オキシラン化合物の製造は、スラリー、固定床の形で行うことが出来、大規模な工業的操作の場合には固定床を用いることが好ましい。
以下に実施例により本発明を説明する。
〔実施例1〕
(1)チタン含有ゼオライト層状前駆体の調製
3リットルのセパラブルフラスコに342gのイオン交換水と119gのピペリジンを入れて攪拌し、ここに室温で28gのテトラ−n−ブチルオルソチタネートを滴下して加えた。0.5時間撹拌した後、84gのホウ酸を加え更に0.5時間攪拌した。続いて60gのCab−O−Sil M−7D(キャボット社製ヒュームドシリカ)を加えた後、1時間攪拌した。その後342gのイオン交換水を加え、攪拌し均一にしたものを8分割して200mlポリテトラフルオロエチレン内筒オートクレーブ8本に仕込み、攪拌下、170℃で7日間水熱合成を行った。

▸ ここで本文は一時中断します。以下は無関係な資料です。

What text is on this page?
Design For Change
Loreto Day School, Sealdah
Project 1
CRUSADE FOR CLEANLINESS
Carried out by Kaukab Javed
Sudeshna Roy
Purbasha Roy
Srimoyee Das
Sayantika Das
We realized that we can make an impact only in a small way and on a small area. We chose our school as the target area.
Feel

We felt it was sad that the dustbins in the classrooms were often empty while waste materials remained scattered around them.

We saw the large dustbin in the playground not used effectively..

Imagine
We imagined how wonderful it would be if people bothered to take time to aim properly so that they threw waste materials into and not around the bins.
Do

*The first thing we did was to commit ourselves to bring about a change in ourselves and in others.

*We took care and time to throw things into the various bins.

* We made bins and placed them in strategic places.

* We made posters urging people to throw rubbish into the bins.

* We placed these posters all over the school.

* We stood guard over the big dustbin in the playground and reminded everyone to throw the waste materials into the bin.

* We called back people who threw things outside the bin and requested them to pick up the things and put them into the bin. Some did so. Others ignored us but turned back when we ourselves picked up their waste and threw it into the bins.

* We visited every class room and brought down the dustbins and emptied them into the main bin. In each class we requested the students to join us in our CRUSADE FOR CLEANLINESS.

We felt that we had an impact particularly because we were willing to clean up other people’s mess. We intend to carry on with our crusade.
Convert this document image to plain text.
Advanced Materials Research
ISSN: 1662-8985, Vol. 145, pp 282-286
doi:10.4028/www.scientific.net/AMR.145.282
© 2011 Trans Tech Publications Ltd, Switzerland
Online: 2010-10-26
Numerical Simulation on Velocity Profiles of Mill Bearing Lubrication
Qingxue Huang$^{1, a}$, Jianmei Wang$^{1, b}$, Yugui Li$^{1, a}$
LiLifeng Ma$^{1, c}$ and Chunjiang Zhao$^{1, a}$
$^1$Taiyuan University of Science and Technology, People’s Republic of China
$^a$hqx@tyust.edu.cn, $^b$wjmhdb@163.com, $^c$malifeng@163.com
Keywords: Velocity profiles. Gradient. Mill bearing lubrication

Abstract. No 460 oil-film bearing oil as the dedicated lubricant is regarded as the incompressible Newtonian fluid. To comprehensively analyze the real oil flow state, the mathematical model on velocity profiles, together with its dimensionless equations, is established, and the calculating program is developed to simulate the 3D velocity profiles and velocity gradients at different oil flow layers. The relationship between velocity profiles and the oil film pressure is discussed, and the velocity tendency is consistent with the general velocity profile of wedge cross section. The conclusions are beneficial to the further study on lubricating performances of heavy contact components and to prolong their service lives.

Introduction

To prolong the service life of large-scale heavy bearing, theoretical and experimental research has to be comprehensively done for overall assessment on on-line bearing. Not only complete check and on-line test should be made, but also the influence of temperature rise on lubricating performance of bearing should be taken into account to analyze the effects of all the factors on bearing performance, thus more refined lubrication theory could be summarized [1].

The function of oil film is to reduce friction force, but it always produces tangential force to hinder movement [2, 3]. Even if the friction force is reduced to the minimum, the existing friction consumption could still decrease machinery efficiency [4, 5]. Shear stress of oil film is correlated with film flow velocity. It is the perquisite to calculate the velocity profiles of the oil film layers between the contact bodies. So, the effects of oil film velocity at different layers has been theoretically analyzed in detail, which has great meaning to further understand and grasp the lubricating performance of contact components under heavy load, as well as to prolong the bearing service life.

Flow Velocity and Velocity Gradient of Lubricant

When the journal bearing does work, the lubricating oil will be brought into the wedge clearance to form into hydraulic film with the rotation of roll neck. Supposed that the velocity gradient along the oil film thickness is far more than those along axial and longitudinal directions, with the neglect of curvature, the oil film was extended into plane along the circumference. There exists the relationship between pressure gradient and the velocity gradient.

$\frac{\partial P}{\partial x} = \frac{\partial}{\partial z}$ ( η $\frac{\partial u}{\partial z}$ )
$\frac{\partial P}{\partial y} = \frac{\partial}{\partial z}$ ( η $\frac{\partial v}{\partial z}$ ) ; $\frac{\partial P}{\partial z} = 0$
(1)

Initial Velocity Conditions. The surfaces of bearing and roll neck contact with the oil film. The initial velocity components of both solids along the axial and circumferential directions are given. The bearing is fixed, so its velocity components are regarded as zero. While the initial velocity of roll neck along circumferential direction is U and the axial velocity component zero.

生じた固体を濾取し少量のイオン交換水で水洗後、10mmHg、70℃で5時間乾燥を行った。得られた固体50gを1リットルのフラスコに入れ、500mlのメタノールを加えた。攪拌しながらリフラックス温度で1.5時間加熱し、放冷後、デカンテーションにより溶液を除去した。500mlのメタノールを用いて同様の操作をもう一度繰り返した。最後に、濾取した固体を少量のメタノールで洗浄後、70℃、10mmHgで7時間乾燥させたところ13gのチタン含有ゼオライト層状前駆体を含む固体が得られた。
(2)トリアルキルシリル化と構造規定剤(ピペリジン)の除去(第一工程)
上記の方法で得られたチタン含有ゼオライト層状前駆体を含む固体3gをフラスコに入れ、100mlの6N硝酸水と3gのトリメチルエトキシシランを加えた。攪拌しながら80℃で5時間加熱した。放冷後、固体を濾取し、イオン交換水1リットルで洗浄した後、70℃、10mmHgで6時間乾燥させたところ2.6gのトリアルキルシリル化された固体が得られた。
(3)シリル化(第二工程)
第一工程で得られたトリアルキルシリル化された固体1g、ヘキサメチルジシラザン1g、トルエン20gを混合し、リフラックス下1.5時間加熱した。放冷後、固体を濾取し、120℃、10mmHgで1.5時間乾燥することにより、1gのチタン含有珪素酸化物触媒を得た。
(4)プロピレンキサイド(PO)合成
上記の方法で得られた触媒0.5g、60gの25%クメンハイドロパーオキサイド(CHPO)/クメン溶液および33gのプロピレン(C3’)をオートクレーブに仕込み、自生圧力下、100℃で1.5時間(昇温時間込み)反応を行った。冷却、C3’パージ後、オートクレーブを開封し、反応後液のサンプリングおよび分析を行った。反応成績を表1に示す。
〔実施例2〕
チタン含有ゼオライト層状前駆体調製時に水熱合成後で得られた固体の減圧乾燥を行わずにメタノールでの処理を行ったこと、第一工程の処理温度を88℃、PO合成時の触媒使用量を0.25gとしたこと以外は実施例1と同様に行った。反応成績を表1に示す。
〔実施例3〕
第一工程の処理温度を97℃、PO合成時の触媒使用量を0.25gとしたこと以外は実施例1と同様に行った。反応成績を表1に示す。
〔比較例1〕
第一工程でトリメチルエトキシシランを用いずに100mlの6N硝酸水のみで処理したこと以外は実施例1と同様に行った。反応成績を表1に示す。
〔比較例2〕
チタン含有ゼオライト層状前駆体調製時に水熱合成後で得られた固体の減圧乾燥を行わずにメタノールでの処理を行ったこと、第一工程でトリメチルエトキシシランの代わりにジメチルジエトキシシランを用い処理温度を97℃としたこと以外は実施例1と同様に行った。反応成績を表1に示す。
Figure 2012115742
*1:TMSOEt=トリメチルエトキシシラン
*2:DMS(OEt)=ジメチルジエトキシシラン
*3:PO/C3’選択率=生成POモル/反応C3’モル*100

Claims (7)

  1. 下記第一工程および下記第二工程を有するチタン含有珪素酸化物触媒の製造方法。
    第一工程:トリアルキルシラン化合物と酸とを含む溶液中で、チタン含有ゼオライト層状前駆体を含む固体を処理することによりトリアルキルシリル化を行い、トリアルキルシリル化された固体を得る工程
    第二工程:第一工程で得られたトリアルキルシリル化された固体を、焼成に付すること無くシリル化剤で処理することによりチタン含有珪素酸化物触媒を得る工程
  2. チタン含有ゼオライト層状前駆体がチタン含有MWW型ゼオライト層状前駆体である請求項1に記載の製造方法。
  3. トリアルキルシラン化合物がトリアルキルアルコキシシランである請求項1または2に記載の製造方法。
  4. 酸が硝酸である請求項1〜3いずれかに記載の製造方法。
  5. 請求項1に記載の製造方法で得られた触媒の存在下に、オレフィンと有機ハイドロパーオキサイドとを反応させるオキシラン化合物の製造方法。
  6. オレフィンがプロピレンである請求項5に記載の製造方法。
  7. 有機ハイドロパーオキサイドがクメンハイドロパーオキサイドである請求項5または6に記載の製造方法。